Por último, en las notas recogidas por H. Parlemin en el libro “Habla Picasso” leemos: “La cantidad de trabajo realizada por Picasso en estos últimos años (1965) supera la más activa imaginación… En esta catarata de pintura que aumenta de año en año, hay un movimiento de ideas que gana al espectador… Y en torno (de este “orden”) está la jungla del taller”.
Estas tres imágenes –desorden polícromo, taller fragmentado y jungla del taller- corresponden, como hemos visto, a tres momentos y tres espacios diferentes de la vida artística de Picasso: 1903, Bateau-Lavoir; 1943, rue de la Boetie y 1965, Notre Dâme-de-Vie. Mougins.
Muestran claramente el contenido común de lo que podríamos llamar taller Picasso. Y revelan también la forma peculiar que en todo momento tuvo Picasso de encarar la labor creativa, su trabajo artístico.
De entre los numerosos estudios o talleres que Picasso tuvo, el Bateau-Lavoir acapara la leyenda. “Una incómoda casa de madera -cuenta F. Olivier- denominada Bateau-Lavoir, acogió a pintores, escultores, escritores, humoristas, actores, lavanderas, costureras y vendedores ambulantes. Nevera en invierno, estufa en verano, los inquilinos se encontraban todos con un jarro de porcelana en la mano ante la única fuente que había en la plaza. Picasso fue a vivir allí en 1903, al volver de una temporada en España. Entonces fue cuando yo le vi por primera vez”.
Entre 1903 y 1906, Picasso se instaló definitivamente en este taller. Vivió aquí hasta 1912, año en que junto con Fernanda se trasladó al número 11 del Boulevard Clichy.
En el célebre y conocido taller de la calle de Ravignan, bautizado por Max Jacob con ese nombre, se agruparon alrededor de Picasso -nos cuenta Maurice Raynal- poetas y escritores. Después de Max Jacob, llegaron Apollinaire, Salmon, Mac Orlan, Reverdy, los pintores Herbin, Freundlinch, Juan Gris, los escultores Agero, Gargallo, quienes vivieron en la misma casa. Numerosos visitantes frecuentaban asiduamente su taller: Gertrude Stein, Marie Laurencin, la amiga de Apollinaire, Braque, Derain, Durrio, Modigliani, Manolo, Julio González, Laurens. Marchands como C. Sagot, B. Weil, Vollard o Kanhweiler. Actores como Dulhin, Modot, Roger Karl o Harry Baur.
Este desfile de personajes bastaría para dar nombre y fama imperecedera al taller de Picasso. Sin embargo, la importancia del Bateau-Lavoir va más lejos.
Este inmueble es el símbolo de sus años juveniles. Pero también el espacio donde nacería uno de los movimientos artísticos más influyentes de nuestro siglo, el cubismo, llamado a revolucionar la estética contemporánea.

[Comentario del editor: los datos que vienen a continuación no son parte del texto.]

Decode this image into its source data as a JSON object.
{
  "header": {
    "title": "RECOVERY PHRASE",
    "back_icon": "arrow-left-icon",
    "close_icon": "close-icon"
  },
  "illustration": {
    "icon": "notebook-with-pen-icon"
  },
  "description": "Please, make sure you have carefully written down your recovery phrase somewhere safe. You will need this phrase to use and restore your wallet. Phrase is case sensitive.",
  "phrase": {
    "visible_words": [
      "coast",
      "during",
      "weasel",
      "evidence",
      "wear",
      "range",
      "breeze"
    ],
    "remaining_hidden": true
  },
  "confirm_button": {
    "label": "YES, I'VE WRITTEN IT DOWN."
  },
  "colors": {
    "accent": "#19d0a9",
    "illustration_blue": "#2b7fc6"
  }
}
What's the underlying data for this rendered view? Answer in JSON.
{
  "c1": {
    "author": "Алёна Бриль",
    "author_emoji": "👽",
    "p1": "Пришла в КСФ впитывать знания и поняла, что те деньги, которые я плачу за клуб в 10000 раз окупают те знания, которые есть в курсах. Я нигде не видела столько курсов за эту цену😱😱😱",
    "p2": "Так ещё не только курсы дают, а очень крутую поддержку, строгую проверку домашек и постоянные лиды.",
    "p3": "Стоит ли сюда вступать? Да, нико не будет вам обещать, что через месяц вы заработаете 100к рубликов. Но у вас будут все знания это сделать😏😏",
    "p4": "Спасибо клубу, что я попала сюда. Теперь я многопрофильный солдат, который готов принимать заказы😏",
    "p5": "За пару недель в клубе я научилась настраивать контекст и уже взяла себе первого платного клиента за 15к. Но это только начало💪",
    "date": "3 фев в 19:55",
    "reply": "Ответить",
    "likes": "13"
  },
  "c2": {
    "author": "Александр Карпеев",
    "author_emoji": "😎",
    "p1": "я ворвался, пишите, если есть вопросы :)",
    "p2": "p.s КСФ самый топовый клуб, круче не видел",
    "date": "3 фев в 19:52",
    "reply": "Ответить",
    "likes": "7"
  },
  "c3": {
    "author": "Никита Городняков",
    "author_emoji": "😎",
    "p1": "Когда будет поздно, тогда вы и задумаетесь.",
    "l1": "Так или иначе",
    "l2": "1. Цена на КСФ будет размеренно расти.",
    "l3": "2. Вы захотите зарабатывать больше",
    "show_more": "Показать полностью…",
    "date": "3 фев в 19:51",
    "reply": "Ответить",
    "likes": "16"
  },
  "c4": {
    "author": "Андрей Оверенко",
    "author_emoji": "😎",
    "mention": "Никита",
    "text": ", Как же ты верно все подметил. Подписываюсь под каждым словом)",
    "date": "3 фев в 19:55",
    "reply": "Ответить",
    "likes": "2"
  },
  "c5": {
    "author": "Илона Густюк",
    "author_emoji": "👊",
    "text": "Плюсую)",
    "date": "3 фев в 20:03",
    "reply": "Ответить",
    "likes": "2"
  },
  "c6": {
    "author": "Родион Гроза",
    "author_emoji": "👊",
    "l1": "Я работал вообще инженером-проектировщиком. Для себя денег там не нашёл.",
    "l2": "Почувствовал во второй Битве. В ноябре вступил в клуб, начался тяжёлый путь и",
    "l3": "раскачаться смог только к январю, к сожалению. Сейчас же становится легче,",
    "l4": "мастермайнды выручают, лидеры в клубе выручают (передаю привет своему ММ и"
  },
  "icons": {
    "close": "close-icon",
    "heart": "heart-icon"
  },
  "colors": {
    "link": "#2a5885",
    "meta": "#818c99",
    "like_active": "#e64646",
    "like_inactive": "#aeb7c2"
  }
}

El Bateau-Lavoir, la covacha del cubismo como lo rebautizaría más tarde Sabartés, marcó una orientación propia en el rumbo de la vida artística no solo francesa sino universal. Con el Bateau-Lavoir nace una nueva tradición en el ámbito del arte: la estética de las vanguardias. Hizo de una ciudad como París el centro obligado del arte y de los jóvenes artistas. Creó una leyenda lo suficientemente útil y atractiva como para caracterizar con un sello especial a todos aquellos que se movían en el nuevo terreno de las artes.
El taller del artista deviene gracias a él en espacio beligerante.
Como historia individual, el Bateau-Lavoir es el lugar del que Picasso, según afirman sus comentaristas, tendrá nostalgia toda su vida: allí donde realidad y leyenda logran confundirse con el paso del tiempo.

Pablo Picasso en su estudio del Bateau-Lavoir, 1908. Foto: Coursaget.